The cross-validation results of these VIs for LCC estimation are presented in Figure 3. The performances of all VIs during cross validation showed a good consistency with their behavior in the calibration process. MTVI2 showed the best estimation accuracy of LCC, with an R² value of 0.53, an RMSE of 5.99 μg/cm², and an RRMSE of 10.49%. The fitted line between the measured and predicted LCC was the closest to the 1:1 line among all VIs. MSAVI, EVI2, and OSAVI exhibited satisfactory estimation results of LCC (R² > 0.4, RMSE < 6.5 μg/cm², RRMSE < 11.3%). Among them, MSAVI and EVI2 showed a very similar prediction accuracy, which accorded with their behavior in the calibration results. NDVI, EVI, and MSR showed acceptable results in LCC estimation with R² around 0.35, and RMSE and RRMSE approximated 7.0 μg/cm² and 12%, respectively. SR and GNDVI showed the worst estimation of LCC with R² lower than 0.30, RMSE higher than 7.2 μg/cm², and RRMSE higher than 12.7%. Although the estimation accuracy differed among selected VIs, it was obvious that all these VIs had obvious insensitivity to low LCC values (< 30 μg/cm²). Furthermore, two sample points with LCC values of approximated 80 μg/cm² were evidently underestimated by all VIs.

3.2. MLRAs in LCC Assessment

The performance of different MLRAs in LCC estimation is shown in Figure 4. Overall, these MLRAs exhibited good estimation results compared with VI methods. PLSR, RF, FNN, and SVR showed a similar estimation accuracy; SVR performed slightly better (R² = 0.50, RMSE = 6.16 μg/cm², RRMSE = 10.80%).
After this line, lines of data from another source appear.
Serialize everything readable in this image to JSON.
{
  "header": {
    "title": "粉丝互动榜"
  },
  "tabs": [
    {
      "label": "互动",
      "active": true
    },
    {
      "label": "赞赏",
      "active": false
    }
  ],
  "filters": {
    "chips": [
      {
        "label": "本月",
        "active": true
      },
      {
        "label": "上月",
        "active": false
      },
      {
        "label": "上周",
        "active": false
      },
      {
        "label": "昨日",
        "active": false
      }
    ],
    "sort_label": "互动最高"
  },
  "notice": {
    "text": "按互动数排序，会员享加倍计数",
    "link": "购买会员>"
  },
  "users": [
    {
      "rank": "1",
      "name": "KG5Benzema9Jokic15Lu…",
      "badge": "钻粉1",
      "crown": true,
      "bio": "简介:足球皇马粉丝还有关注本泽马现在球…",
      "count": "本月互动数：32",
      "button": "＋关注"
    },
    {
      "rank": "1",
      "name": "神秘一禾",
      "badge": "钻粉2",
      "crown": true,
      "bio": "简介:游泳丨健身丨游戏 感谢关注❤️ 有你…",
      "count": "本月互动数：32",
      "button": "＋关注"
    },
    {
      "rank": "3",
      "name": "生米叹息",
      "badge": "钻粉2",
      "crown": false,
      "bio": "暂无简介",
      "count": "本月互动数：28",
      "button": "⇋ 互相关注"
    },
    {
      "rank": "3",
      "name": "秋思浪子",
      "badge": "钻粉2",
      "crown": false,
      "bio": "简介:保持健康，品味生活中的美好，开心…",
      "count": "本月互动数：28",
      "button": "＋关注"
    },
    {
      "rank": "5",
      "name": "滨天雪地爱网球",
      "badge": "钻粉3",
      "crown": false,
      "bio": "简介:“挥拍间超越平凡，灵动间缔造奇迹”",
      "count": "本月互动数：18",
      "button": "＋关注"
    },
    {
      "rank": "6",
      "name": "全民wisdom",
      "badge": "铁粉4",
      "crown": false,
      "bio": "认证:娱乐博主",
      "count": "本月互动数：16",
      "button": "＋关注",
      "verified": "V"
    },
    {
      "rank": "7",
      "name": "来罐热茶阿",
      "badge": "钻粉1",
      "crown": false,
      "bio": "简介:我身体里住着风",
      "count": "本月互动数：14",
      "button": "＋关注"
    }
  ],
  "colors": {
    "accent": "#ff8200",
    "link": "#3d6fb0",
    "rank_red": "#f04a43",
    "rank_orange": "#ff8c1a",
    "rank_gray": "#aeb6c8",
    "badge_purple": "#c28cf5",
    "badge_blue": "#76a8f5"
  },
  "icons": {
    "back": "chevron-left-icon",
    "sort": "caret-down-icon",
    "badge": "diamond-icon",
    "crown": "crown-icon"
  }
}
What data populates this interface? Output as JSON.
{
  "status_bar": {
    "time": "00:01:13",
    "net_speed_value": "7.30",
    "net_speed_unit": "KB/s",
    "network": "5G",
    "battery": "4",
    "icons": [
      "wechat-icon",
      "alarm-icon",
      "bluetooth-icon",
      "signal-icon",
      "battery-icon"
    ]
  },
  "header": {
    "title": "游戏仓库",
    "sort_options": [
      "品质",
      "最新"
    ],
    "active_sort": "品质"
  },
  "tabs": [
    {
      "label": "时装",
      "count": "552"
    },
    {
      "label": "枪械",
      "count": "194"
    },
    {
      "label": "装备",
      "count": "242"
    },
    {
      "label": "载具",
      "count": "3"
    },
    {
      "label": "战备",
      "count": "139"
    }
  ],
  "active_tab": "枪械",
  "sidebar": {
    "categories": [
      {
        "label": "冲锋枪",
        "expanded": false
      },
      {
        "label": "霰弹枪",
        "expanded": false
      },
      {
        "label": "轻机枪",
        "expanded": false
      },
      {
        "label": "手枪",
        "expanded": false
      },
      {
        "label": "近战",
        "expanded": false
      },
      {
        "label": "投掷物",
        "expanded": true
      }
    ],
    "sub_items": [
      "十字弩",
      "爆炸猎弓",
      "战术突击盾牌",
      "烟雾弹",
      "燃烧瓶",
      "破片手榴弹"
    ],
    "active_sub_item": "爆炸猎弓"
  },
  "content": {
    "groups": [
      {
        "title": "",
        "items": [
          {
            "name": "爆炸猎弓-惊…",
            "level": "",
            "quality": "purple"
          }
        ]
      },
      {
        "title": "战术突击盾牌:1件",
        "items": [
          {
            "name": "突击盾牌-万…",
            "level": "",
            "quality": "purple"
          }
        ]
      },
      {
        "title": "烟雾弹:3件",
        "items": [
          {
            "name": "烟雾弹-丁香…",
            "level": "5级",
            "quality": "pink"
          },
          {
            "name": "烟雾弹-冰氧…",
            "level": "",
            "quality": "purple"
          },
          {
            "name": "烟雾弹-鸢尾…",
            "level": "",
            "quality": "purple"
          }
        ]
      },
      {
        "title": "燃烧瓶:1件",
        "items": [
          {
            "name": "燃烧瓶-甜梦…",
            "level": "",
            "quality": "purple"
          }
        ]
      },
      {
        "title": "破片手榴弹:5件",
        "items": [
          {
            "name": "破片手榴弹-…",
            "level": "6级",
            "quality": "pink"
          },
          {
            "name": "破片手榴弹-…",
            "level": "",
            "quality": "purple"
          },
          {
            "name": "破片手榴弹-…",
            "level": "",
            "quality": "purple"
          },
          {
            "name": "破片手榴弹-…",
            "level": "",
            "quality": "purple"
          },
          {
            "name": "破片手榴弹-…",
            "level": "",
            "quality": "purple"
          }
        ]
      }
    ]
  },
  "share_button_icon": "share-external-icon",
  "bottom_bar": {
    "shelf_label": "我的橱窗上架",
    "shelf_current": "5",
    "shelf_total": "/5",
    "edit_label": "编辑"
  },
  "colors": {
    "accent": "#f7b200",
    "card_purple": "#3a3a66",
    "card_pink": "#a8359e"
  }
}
Among them, the fitted line between measured and predicted LCC produced by FNN was the closest to the 1:1 line. Compared with these four MLRAs, KRR behaved even better with an R² value of 0.54, an RMSE of 5.94 μg/cm², and an RRMSE of 10.39%. Moreover, the slope of its fitted line between measured and predicted LCC was nearer to 1, and the intercept value was closer to 0. Among all MLRAs, GPR showed the most accurate results for LCC estimation (R² = 0.60, RMSE = 5.50 μg/cm², RRMSE = 9.62%). Furthermore, it showed more sensitivity to LCC values lower than 40 μg/cm² compared to other MLRAs. However, similar to VI methods, two sample points with LCC values close to 80 μg/cm² were also underestimated by all MLRAs.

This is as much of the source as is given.